The pilot asked again about the icing levels, but the briefer demurred, saying he had no pilot reports concerning icing.

Apparently believing the weather had become tame enough to allow VFR flight, the couple decided to load their baggage into the Cessna 210. Three employees of the FBO accompanied the elderly couple to the airplane and untied it.

The pilot mentioned to one of them he was planning to fly through Douglas Pass. The employee told investigators, From where we were standing the clouds looked like they were obscuring the mountain tops pretty heavily in that area. We suggested he head west toward Green River [Utah] where the weather was clearer.

The pilot said hed consider it if the weather along his planned route wasnt good enough. He also said he was not going to file IFR because hed been unable to ascertain the icing levels. At about 12:30, the airplane took off and began a climb to the north.

Radar data shows the airplane climbed to an altitude of 8,700 feet over the next 15 minutes or so. Satellite imagery retrieved later showed the leading edge of a distinct band of clouds that extended southwest to northeast in the area at the time. Winds were blowing from the west at about 15 knots.
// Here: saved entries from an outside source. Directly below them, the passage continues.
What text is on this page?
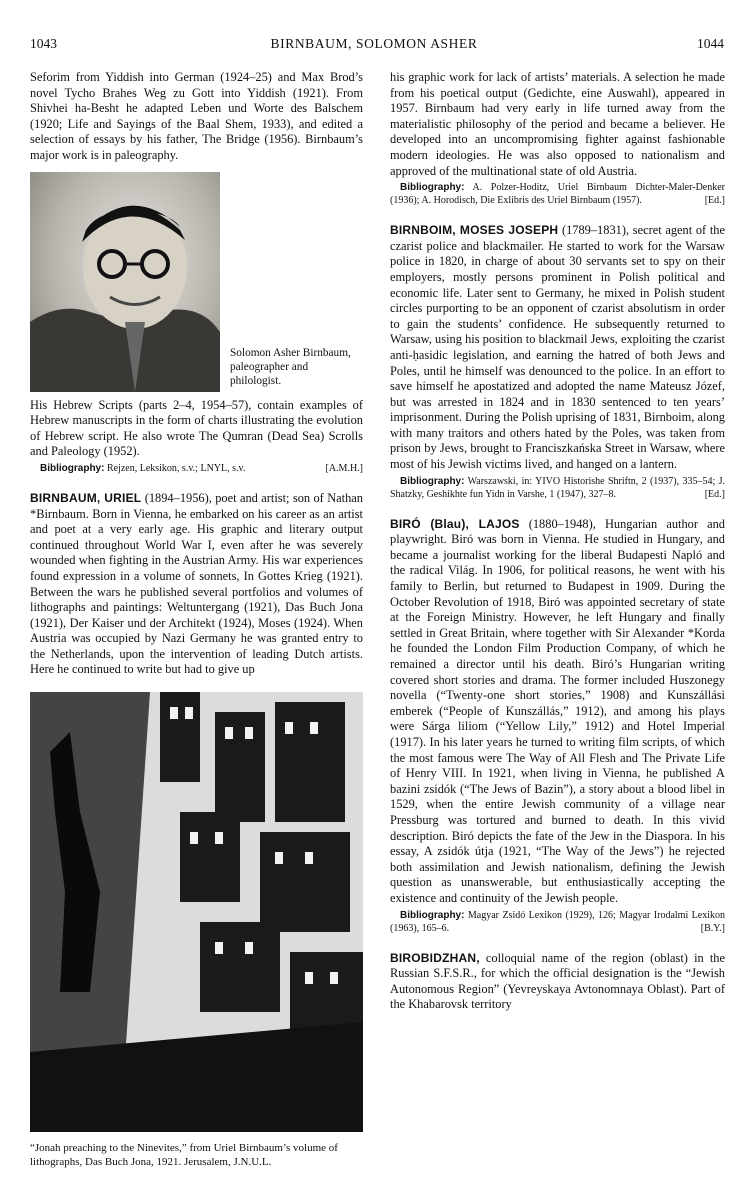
1043	BIRNBAUM, SOLOMON ASHER	1044

Seforim from Yiddish into German (1924–25) and Max Brod’s novel Tycho Brahes Weg zu Gott into Yiddish (1921). From Shivhei ha-Besht he adapted Leben und Worte des Balschem (1920; Life and Sayings of the Baal Shem, 1933), and edited a selection of essays by his father, The Bridge (1956). Birnbaum’s major work is in paleography.

Solomon Asher Birnbaum, paleographer and philologist.

His Hebrew Scripts (parts 2–4, 1954–57), contain examples of Hebrew manuscripts in the form of charts illustrating the evolution of Hebrew script. He also wrote The Qumran (Dead Sea) Scrolls and Paleology (1952).

Bibliography: Rejzen, Leksikon, s.v.; LNYL, s.v.	[A.M.H.]

BIRNBAUM, URIEL (1894–1956), poet and artist; son of Nathan *Birnbaum. Born in Vienna, he embarked on his career as an artist and poet at a very early age. His graphic and literary output continued throughout World War I, even after he was severely wounded when fighting in the Austrian Army. His war experiences found expression in a volume of sonnets, In Gottes Krieg (1921). Between the wars he published several portfolios and volumes of lithographs and paintings: Weltuntergang (1921), Das Buch Jona (1921), Der Kaiser und der Architekt (1924), Moses (1924). When Austria was occupied by Nazi Germany he was granted entry to the Netherlands, upon the intervention of leading Dutch artists. Here he continued to write but had to give up

“Jonah preaching to the Ninevites,” from Uriel Birnbaum’s volume of lithographs, Das Buch Jona, 1921. Jerusalem, J.N.U.L.

his graphic work for lack of artists’ materials. A selection he made from his poetical output (Gedichte, eine Auswahl), appeared in 1957. Birnbaum had very early in life turned away from the materialistic philosophy of the period and became a believer. He developed into an uncompromising fighter against fashionable modern ideologies. He was also opposed to nationalism and approved of the multinational state of old Austria.

Bibliography: A. Polzer-Hoditz, Uriel Birnbaum Dichter-Maler-Denker (1936); A. Horodisch, Die Exlibris des Uriel Birnbaum (1957).	[Ed.]

BIRNBOIM, MOSES JOSEPH (1789–1831), secret agent of the czarist police and blackmailer. He started to work for the Warsaw police in 1820, in charge of about 30 servants set to spy on their employers, mostly persons prominent in Polish political and economic life. Later sent to Germany, he mixed in Polish student circles purporting to be an opponent of czarist absolutism in order to gain the students’ confidence. He subsequently returned to Warsaw, using his position to blackmail Jews, exploiting the czarist anti-ḥasidic legislation, and earning the hatred of both Jews and Poles, until he himself was denounced to the police. In an effort to save himself he apostatized and adopted the name Mateusz Józef, but was arrested in 1824 and in 1830 sentenced to ten years’ imprisonment. During the Polish uprising of 1831, Birnboim, along with many traitors and others hated by the Poles, was taken from prison by Jews, brought to Franciszkańska Street in Warsaw, where most of his Jewish victims lived, and hanged on a lantern.

Bibliography: Warszawski, in: YIVO Historishe Shriftn, 2 (1937), 335–54; J. Shatzky, Geshikhte fun Yidn in Varshe, 1 (1947), 327–8.	[Ed.]

BIRÓ (Blau), LAJOS (1880–1948), Hungarian author and playwright. Biró was born in Vienna. He studied in Hungary, and became a journalist working for the liberal Budapesti Napló and the radical Világ. In 1906, for political reasons, he went with his family to Berlin, but returned to Budapest in 1909. During the October Revolution of 1918, Biró was appointed secretary of state at the Foreign Ministry. However, he left Hungary and finally settled in Great Britain, where together with Sir Alexander *Korda he founded the London Film Production Company, of which he remained a director until his death. Biró’s Hungarian writing covered short stories and drama. The former included Huszonegy novella (“Twenty-one short stories,” 1908) and Kunszállási emberek (“People of Kunszállás,” 1912), and among his plays were Sárga liliom (“Yellow Lily,” 1912) and Hotel Imperial (1917). In his later years he turned to writing film scripts, of which the most famous were The Way of All Flesh and The Private Life of Henry VIII. In 1921, when living in Vienna, he published A bazini zsidók (“The Jews of Bazin”), a story about a blood libel in 1529, when the entire Jewish community of a village near Pressburg was tortured and burned to death. In this vivid description. Biró depicts the fate of the Jew in the Diaspora. In his essay, A zsidók útja (1921, “The Way of the Jews”) he rejected both assimilation and Jewish nationalism, defining the Jewish question as unanswerable, but enthusiastically accepting the existence and continuity of the Jewish people.

Bibliography: Magyar Zsidó Lexikon (1929), 126; Magyar Irodalmi Lexikon (1963), 165–6.	[B.Y.]

BIROBIDZHAN, colloquial name of the region (oblast) in the Russian S.F.S.R., for which the official designation is the “Jewish Autonomous Region” (Yevreyskaya Avtonomnaya Oblast). Part of the Khabarovsk territory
Ominously, the terrain climbed as the airplane cruised, rising past 8,700 feet. Unfortunately, the airplanes last recorded altitude was 8,600 feet.

The airplane struck the ridge 50 feet below its crest adjacent to Baxter Pass, which has an elevation of 8,786 feet. The accident site was six miles east of the Victor airway the pilot was tracking and eight miles west of Douglas Pass, the route the pilot planned. Both of the occupants were killed.

Rookie Mistake?
VFR into IMC, right? An easy open and shut case. A rookie mistake.The pilot had been issued a commercial license for SEL, MEL and Instrument nearly 30 years earlier. After he retired as an engineer, he became a flight instructor a year before the crash. He had logged some 600 hours of instrument flight, including 334 actual, during his nearly 4,100 hours of flying. His BFR was in order and he was instrument current.
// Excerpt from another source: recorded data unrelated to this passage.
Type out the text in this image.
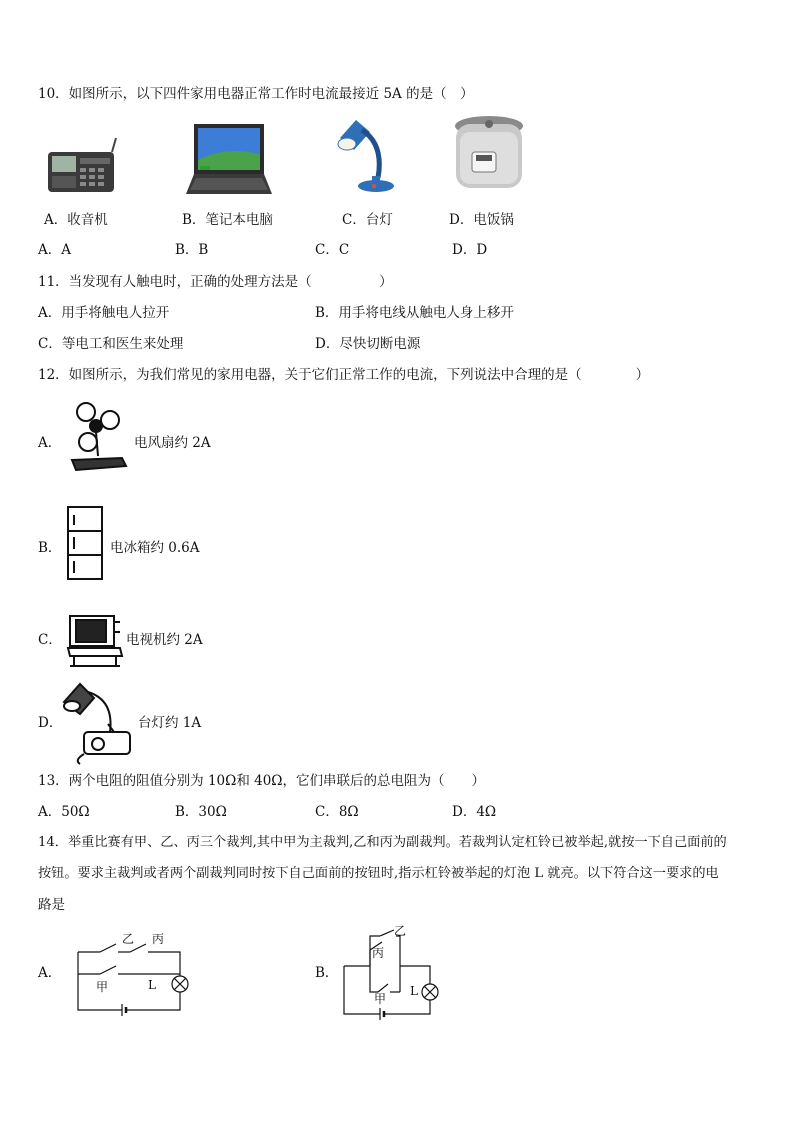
10．如图所示，以下四件家用电器正常工作时电流最接近 5A 的是（　）
A．收音机	B．笔记本电脑	C．台灯	D．电饭锅
A．A	B．B	C．C	D．D
11．当发现有人触电时，正确的处理方法是（　　　　　）
A．用手将触电人拉开	B．用手将电线从触电人身上移开
C．等电工和医生来处理	D．尽快切断电源
12．如图所示，为我们常见的家用电器，关于它们正常工作的电流，下列说法中合理的是（　　　　）
A．	电风扇约 2A
B．	电冰箱约 0.6A
C．	电视机约 2A
D．	台灯约 1A
13．两个电阻的阻值分别为 10Ω和 40Ω，它们串联后的总电阻为（　　）
A．50Ω	B．30Ω	C．8Ω	D．4Ω
14．举重比赛有甲、乙、丙三个裁判,其中甲为主裁判,乙和丙为副裁判。若裁判认定杠铃已被举起,就按一下自己面前的
按钮。要求主裁判或者两个副裁判同时按下自己面前的按钮时,指示杠铃被举起的灯泡 L 就亮。以下符合这一要求的电
路是
A．
乙 丙
甲	L
B．
乙
丙
甲
L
A review of the pilots logbooks shows fairly meticulous attention to detail. The 210 just one of his airplanes. He also owned a Pitts S-2AE he had built himself, completing it in 1982.
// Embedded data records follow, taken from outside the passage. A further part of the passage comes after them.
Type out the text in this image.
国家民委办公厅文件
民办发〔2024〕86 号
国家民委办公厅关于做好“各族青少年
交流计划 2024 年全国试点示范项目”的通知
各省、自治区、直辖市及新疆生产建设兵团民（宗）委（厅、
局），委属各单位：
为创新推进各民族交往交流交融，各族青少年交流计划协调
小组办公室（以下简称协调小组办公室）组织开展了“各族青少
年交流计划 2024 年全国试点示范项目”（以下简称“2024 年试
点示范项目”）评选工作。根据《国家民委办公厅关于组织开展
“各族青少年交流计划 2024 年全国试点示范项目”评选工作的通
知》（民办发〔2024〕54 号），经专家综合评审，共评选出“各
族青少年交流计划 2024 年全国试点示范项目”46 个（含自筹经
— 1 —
A review of his logbook for the year prior to the accident shows an active general aviation pilot, usually flying four to six times a month. Sometimes the flights were local flights in the Pitts for less than an hour. Sometimes hed serve as a safety pilot in his 210 or his friends. He gave a few lessons, but was not a very active instructor.

Many of his flights in his 210 were between his base in Arlington, Texas, and Colorado Springs. In 1999, he flew the 210 to Oshkosh for AirVenture.

On paper, this appears to be one guy youd never expect to get into a simple VFR-into-IMC clash. But the radar track is typical for accidents involving controlled flight into terrain during lousy weather. The track essentially follows the intended path until the very end, at which time maybe the last one or two returns show sudden and extreme evasive action.

The dynamics of this flight are things most pilots can relate to. Flying with a spouse in an airplane you know well. Meeting up with friends or relatives. Feeling internal pressure to get there, if for no other reason than you said you would.

But this one is more than that. The pilot was experienced, current and qualified. For whatever reason, he decided he would not go into the clouds without some knowledge of the icing level.

This conviction appears to show the gap in his experience. Midwestern and Northeast pilots who dodge ice regularly know the freezing layer can be in one spot for one Pirep and another spot for the next. By having an out in mind before they start, they know whether theyll descend to warmer air, turn around or push on through.

This pilot, however, did not appear to have such a knowledge base on which to build. He wanted a black and white answer for a question hed asked two briefers.

One gave him a forecast from an Airmet. The other gave no report due to lack of Pireps.

Its easy to say the pilot should have known the only way to find out where the ice is would be to fly up and see if he got dusted. But that knowledge was not part of his experience, however broad the rest of his experience might be.